The most primitive "answer" that came to my mind instantly, is the Rayleigh notion of (squared) speed of sound: c^2 = E \rho, providing E = c^2 \rho. Once you have measured c^2 and \rho, you should be able to calculate E.

Asatur Zh. Khurshudyan Hey, ( im using speed of sound in km/h , density kg/m^3 ).. But im not sure weather its correct.. What would be the ringt path for units convertions (m/h)/(kg/m^3), somehow ending up in paskals?

Davis Lasmanis Follow this path:

[c^2] * [rho] = km^2/h^2 * kg/m^3 = 10^3 m^2/ (3600 s)^2 * kg/m^3 = 10^3/3600^2 m^2/s^2 * kg/m^2 = 10^3/3600^2 kg/(m * s^2) = 10^3/3600^2 (kg * m/s^2)/m^2 = 10^3/3600^2 Pa.

Hope this helps.

Asatur Zh. Khurshudyan , but what would be the most common value of c to use, since it differs depending of the temperature of air and even altitute..?

Can you please give me reference to this equation you are presenting for further reading? Asatur Zh. Khurshudyan

Mohsen Bazargan What equation do you mean?
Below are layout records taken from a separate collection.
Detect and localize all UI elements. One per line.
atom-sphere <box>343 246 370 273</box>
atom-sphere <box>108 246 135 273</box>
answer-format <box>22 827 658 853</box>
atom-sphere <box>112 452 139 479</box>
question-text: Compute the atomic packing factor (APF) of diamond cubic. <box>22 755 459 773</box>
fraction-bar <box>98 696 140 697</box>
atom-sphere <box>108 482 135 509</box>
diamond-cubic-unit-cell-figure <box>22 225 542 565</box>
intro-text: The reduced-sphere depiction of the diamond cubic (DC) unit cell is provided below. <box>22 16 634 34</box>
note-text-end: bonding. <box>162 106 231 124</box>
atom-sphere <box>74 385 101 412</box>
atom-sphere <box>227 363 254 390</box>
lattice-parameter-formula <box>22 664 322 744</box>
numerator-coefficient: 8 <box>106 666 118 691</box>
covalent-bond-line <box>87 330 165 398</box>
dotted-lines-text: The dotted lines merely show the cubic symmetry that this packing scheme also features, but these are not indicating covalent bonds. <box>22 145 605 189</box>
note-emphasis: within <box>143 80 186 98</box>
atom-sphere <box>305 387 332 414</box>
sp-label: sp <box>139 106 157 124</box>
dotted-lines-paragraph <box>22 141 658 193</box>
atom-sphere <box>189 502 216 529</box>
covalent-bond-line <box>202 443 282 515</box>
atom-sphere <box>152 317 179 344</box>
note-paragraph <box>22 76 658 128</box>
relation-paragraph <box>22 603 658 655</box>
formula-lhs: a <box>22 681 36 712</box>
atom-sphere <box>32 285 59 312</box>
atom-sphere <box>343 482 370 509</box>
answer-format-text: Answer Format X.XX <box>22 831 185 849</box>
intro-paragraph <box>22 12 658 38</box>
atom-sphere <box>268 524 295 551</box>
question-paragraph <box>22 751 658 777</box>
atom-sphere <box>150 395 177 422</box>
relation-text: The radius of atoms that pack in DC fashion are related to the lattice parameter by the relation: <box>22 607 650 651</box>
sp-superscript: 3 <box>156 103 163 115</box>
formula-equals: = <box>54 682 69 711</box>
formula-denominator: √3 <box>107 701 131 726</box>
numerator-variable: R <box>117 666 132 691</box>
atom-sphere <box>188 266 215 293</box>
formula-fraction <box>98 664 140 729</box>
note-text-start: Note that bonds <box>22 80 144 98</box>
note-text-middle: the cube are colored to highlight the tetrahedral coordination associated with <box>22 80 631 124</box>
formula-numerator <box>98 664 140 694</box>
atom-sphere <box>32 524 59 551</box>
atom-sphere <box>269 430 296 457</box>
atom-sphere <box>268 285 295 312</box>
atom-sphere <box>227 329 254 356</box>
Asatur Zh. Khurshudyan this: c^2 = E \rho

Mohsen Bazargan It's the usual definition of speed of sound in solids. Have a look at the section "Speed of sound in solids" via this link: https://en.wikipedia.org/wiki/Speed_of_sound. You can also find it in practically any textbook of mathematical physics or continuum mechanics.

Asatur Zh. Khurshudyan

sure I knew it for shear wave the similar equation, now I wanted to get more connection between them

thank you very much for your kind response